HARARE, Zimbabwe – Zimbabwe’s main opposition party won the top job in parliament Monday, scoring a surprise victory that could give President Robert Mugabe’s foes leverage in power-sharing talks.
It is the first time since Zimbabwe gained independence in 1980 that the speaker’s post has not been held by an ally of the autocratic Mugabe.
The election of Lovemore Moyo of the Movement for Democratic Change on a 110-98 vote brought cheers, with opposition legislators breaking into a song declaring “ZANU-PF is finished!” The result indicated some members of the ruling ZANU-PF may have voted for Moyo in the secret ballot.

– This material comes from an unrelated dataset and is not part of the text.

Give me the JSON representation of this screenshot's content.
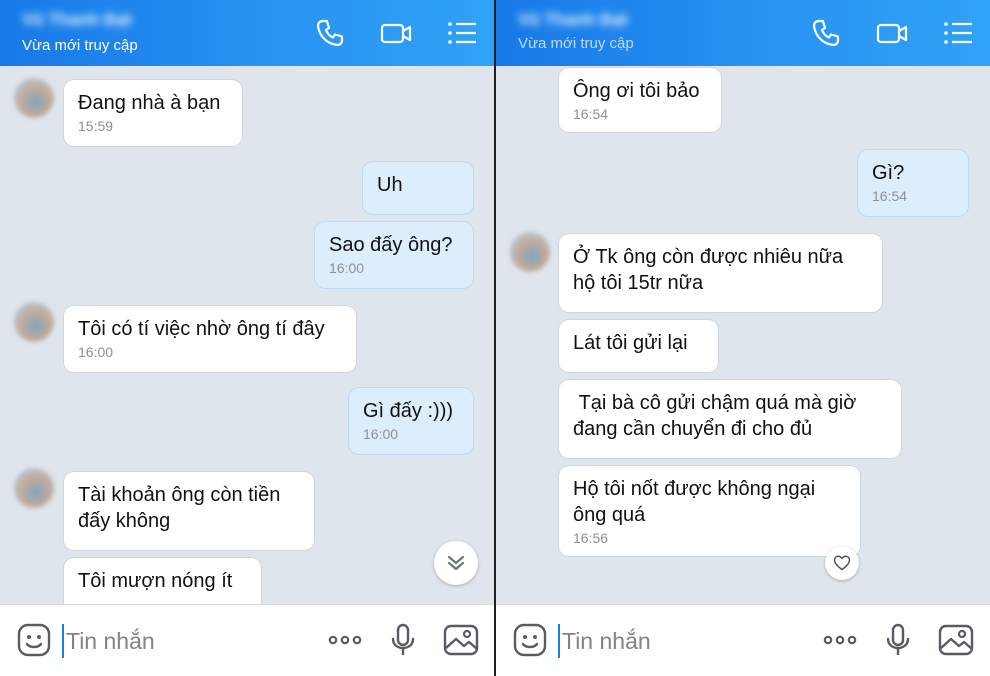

Mugabe’s party had held a parliamentary majority since independence, but it emerged from March elections with 99 seats in the 210-seat legislature, just behind the 100 held by the Movement for Democratic Change. A splinter opposition party has 10 seats and an independent one.
ZANU-PF had been expected to retain the speakership in a body that long had been a rubber-stamp for Mugabe’s policies, but it surprised many people by not putting up a candidate.
“The figures were against us,” said ruling party legislator Walter Mzemdi. He said ZANU-PF lawmakers were instructed to vote for Paul Themba-Nyathi, a leader of the splinter opposition faction, but the total for Moyo showed some backed him.
Moyo promised to “work toward a professional parliament that will represent the true wishes of the people of Zimbabwe.”